The client (the investor), upon finding out that they have lost a lot of money, then goes online to seek someone to review the original advice, finding out then that the investments have been placed in “professional only” investments. In all cases I have dealt with, the investor was not aware of this.
The investor complains to the original adviser and then gets a shock. The investor, whose pension funds were invested, is told that they are not the client at all. So, again, who is the client?
The real clients are the SIPP or QROPS trustees as they are professional investors. Often the SIPP or QROPS trustee will deny any liability and say that it is up to the client to follow up with the adviser who provided the original advice. The adviser may have “disappeared” or refers the client back to the trustees and the circle never completes.

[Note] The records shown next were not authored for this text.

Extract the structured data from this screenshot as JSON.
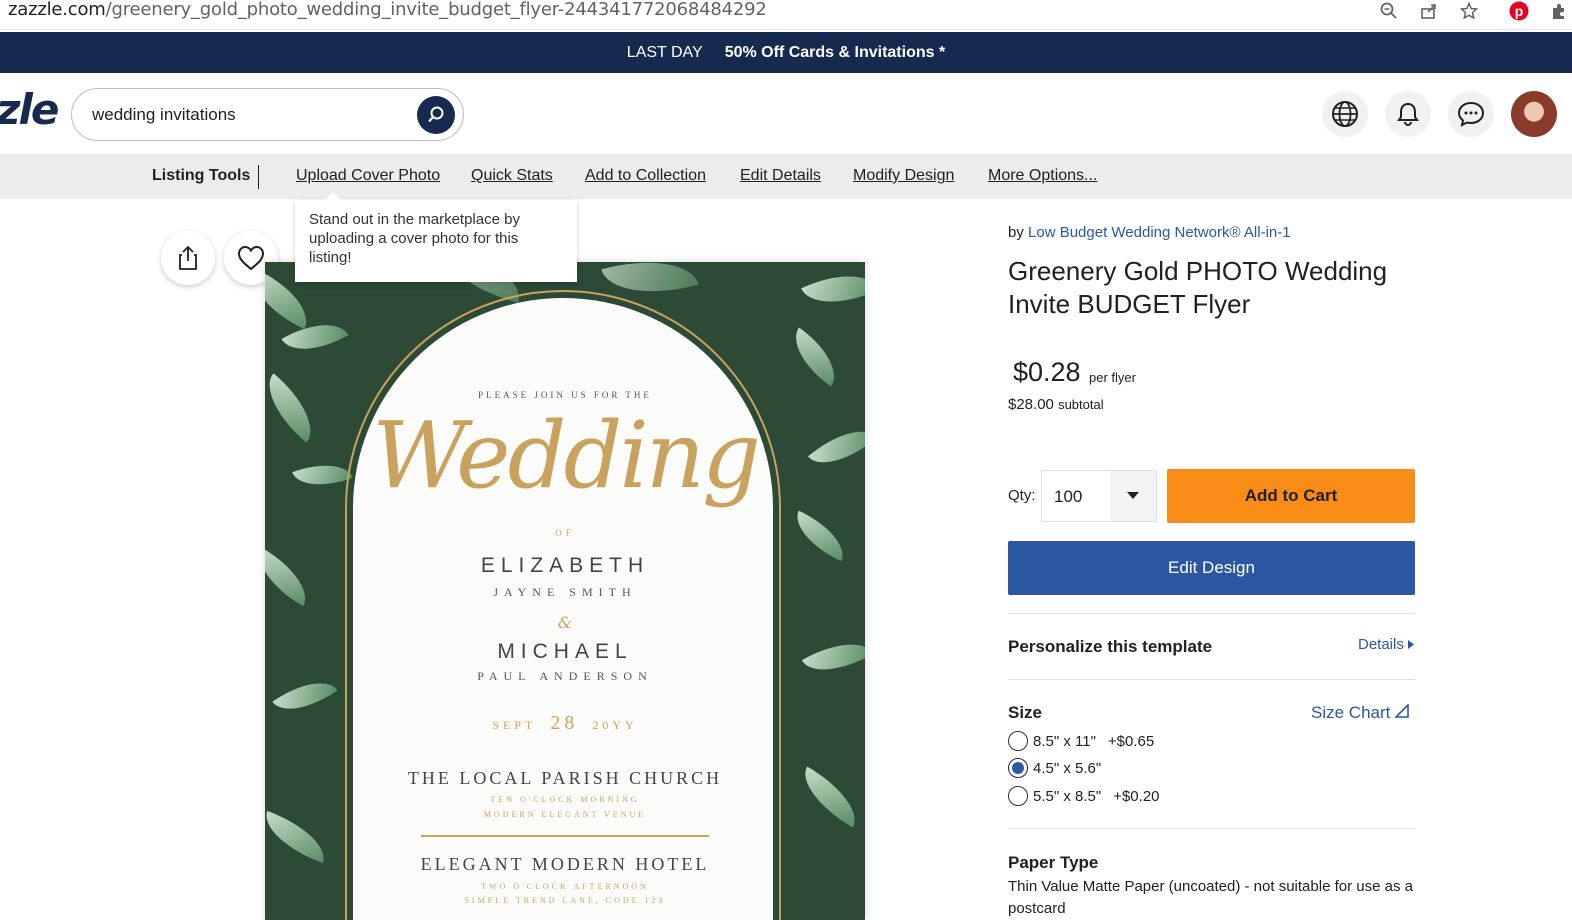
{
  "browser": {
    "url_domain": "zazzle.com",
    "url_path": "/greenery_gold_photo_wedding_invite_budget_flyer-244341772068484292",
    "icons": [
      "zoom-icon",
      "share-icon",
      "star-icon",
      "pinterest-icon",
      "extensions-icon"
    ]
  },
  "promo": {
    "day": "LAST DAY",
    "offer": "50% Off Cards & Invitations *"
  },
  "header": {
    "logo_fragment": "zle",
    "search_value": "wedding invitations",
    "icons": [
      "globe-icon",
      "bell-icon",
      "chat-icon",
      "avatar"
    ]
  },
  "listing_tools": {
    "title": "Listing Tools",
    "links": [
      "Upload Cover Photo",
      "Quick Stats",
      "Add to Collection",
      "Edit Details",
      "Modify Design",
      "More Options..."
    ],
    "tooltip": "Stand out in the marketplace by uploading a cover photo for this listing!"
  },
  "invite": {
    "join": "PLEASE JOIN US FOR THE",
    "wedding": "Wedding",
    "of": "OF",
    "name1": "ELIZABETH",
    "middle1": "JAYNE SMITH",
    "amp": "&",
    "name2": "MICHAEL",
    "middle2": "PAUL ANDERSON",
    "month": "SEPT",
    "day": "28",
    "year": "20YY",
    "venue1": "THE LOCAL PARISH CHURCH",
    "venue1_time": "TEN O'CLOCK MORNING",
    "venue1_addr": "MODERN ELEGANT VENUE",
    "venue2": "ELEGANT MODERN HOTEL",
    "venue2_time": "TWO O'CLOCK AFTERNOON",
    "venue2_addr": "SIMPLE TREND LANE, CODE 123"
  },
  "product": {
    "by_prefix": "by",
    "store": "Low Budget Wedding Network® All-in-1",
    "title": "Greenery Gold PHOTO Wedding Invite BUDGET Flyer",
    "price": "$0.28",
    "price_unit": "per flyer",
    "subtotal": "$28.00",
    "subtotal_label": "subtotal",
    "qty_label": "Qty:",
    "qty_value": "100",
    "add_to_cart": "Add to Cart",
    "edit_design": "Edit Design",
    "personalize": "Personalize this template",
    "details": "Details",
    "size_label": "Size",
    "size_chart": "Size Chart",
    "sizes": [
      {
        "label": "8.5\" x 11\"",
        "add": "+$0.65",
        "selected": false
      },
      {
        "label": "4.5\" x 5.6\"",
        "add": "",
        "selected": true
      },
      {
        "label": "5.5\" x 8.5\"",
        "add": "+$0.20",
        "selected": false
      }
    ],
    "paper_label": "Paper Type",
    "paper_desc": "Thin Value Matte Paper (uncoated) - not suitable for use as a postcard"
  },
  "colors": {
    "navy": "#16294f",
    "orange": "#f98c17",
    "blue": "#2b57a3",
    "gold": "#c9a35e",
    "green": "#2d4a36"
  }
}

We would say normally that, given the complexities of cross-border regulation and legal action, the investor usually has no comeback and is all the poorer for the experience. SEE FACT NOTE BELOW
We recommend that investors check the qualifications, regulatory permissions of your adviser and make sure that the recommended funds are regulated, transparent and for RETAIL clients. Avoid structured notes for institutional investors and unregulated illiquid funds which are are usually the same funds being promoted with unrealistic returns , long investment periods or “attractive” guarantees
While Captain Kirk may be able to overcome the Kobayashi Maru, even he may find the “Who is the client?” dilemma a frontier too far.
FACT NOTE: Who is the client?
If trustees in a regulated territory followed the advice of an adviser, they should have completed their own due diligence on both the adviser and also the investment proposed. If it later transpires that the adviser was never properly regulated to give the advice (many are not- particularly investment advice the trustees cannot hide behind any regulatory protection.
Indeed, if “regulated” trustees have followed the advice of a non-regulated adviser, and have failed to do the due diligence on the investment as the professional investor, we would suggest that it is worth pursuing a complaint. Surely, this failure would make them liable for providing compensation- indeed should they not be personally liable?
(The reality is that most claims will end up being a waste of time and money – it is better to avoid the problem in the first place)
The views expressed in this article are not to be construed as personal advice. You should contact a qualified and ideally regulated adviser in order to obtain up to date personal advice with regard to your own personal circumstances. If you do not then you are acting under your own authority and deemed “execution only”. The author does not except any liability for people acting without personalised advice, who base a decision on views expressed in this generic article. Where this article is dated then it is based on legislation as of the date. Legislation changes but articles are rarely updated, although sometimes a new article is written; so, please check for later articles or changes in legislation on official government websites, as this article should not be relied on in isolation.